Kinetics of adsorption, replacement and catalysis in the interaction of O2 and CO with clean nickel surfaces
Abstract
The kinetics of the interaction of O2 with CO on Ni films under ultra-high vacuum conditions has been investigated utilizing an apparatus designed for sticking probability profile measurement. With it, absolute rates of adsorption, replacement and catalysis, and surface coverages in the reacting species were simultaneously measured. The results reveal marked differences in the chemical reactivity of the different binding states in the adlayer. The catalytic reaction of preadsorbed O2 with gaseous CO to form CO2 was found to proceed only when the coverage θ in the preadsorbed O2 layer was < ¼ monolayer. The catalytically active species β′-O2 is converted to a more tightly bound, inert species β-O2 at θO2 > ¼ monolayer, this transformation having a marked effect on the sticking probability profile for O2 on Ni.4 Reaction kinetics indicate that the β′-O2 state is non-dissociatively adsorbed.

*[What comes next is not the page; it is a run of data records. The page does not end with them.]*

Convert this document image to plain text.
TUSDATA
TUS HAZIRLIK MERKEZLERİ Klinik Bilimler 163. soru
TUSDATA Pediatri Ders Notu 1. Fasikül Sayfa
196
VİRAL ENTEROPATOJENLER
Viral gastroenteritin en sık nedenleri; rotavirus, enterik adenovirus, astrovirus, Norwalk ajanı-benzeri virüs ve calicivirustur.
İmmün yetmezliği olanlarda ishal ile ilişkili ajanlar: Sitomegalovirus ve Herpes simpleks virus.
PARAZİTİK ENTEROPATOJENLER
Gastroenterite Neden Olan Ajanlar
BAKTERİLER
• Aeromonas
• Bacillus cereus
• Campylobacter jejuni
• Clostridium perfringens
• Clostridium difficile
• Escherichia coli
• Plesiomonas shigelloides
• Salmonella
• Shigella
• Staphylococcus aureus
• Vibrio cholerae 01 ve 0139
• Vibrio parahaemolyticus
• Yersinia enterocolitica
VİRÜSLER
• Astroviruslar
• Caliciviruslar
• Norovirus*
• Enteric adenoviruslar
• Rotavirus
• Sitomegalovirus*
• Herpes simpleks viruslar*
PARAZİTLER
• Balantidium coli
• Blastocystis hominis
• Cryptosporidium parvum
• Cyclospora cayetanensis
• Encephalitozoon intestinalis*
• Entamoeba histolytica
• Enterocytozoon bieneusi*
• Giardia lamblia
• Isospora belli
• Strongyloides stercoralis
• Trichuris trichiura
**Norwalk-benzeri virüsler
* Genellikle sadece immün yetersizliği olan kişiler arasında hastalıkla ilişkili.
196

When gaseous O2 is introduced to Ni films with preadsorbed CO, the CO is efficiently and quantitatively displaced from the surface as Co and CO2. The strongly bound β-CO state yields CO2 and a more weakly bound α-CO state yields CO, both processes being preceded by a short induction period. Reaction mechanisms are proposed which are supported by infra-red data obtained from supported nickel-on-silica samples. The continuous catalytic reaction of CO with O2 to form CO2 to form CO2 over O2-presaturated Ni films was also examined, and a possible reaction mechanism is discussed.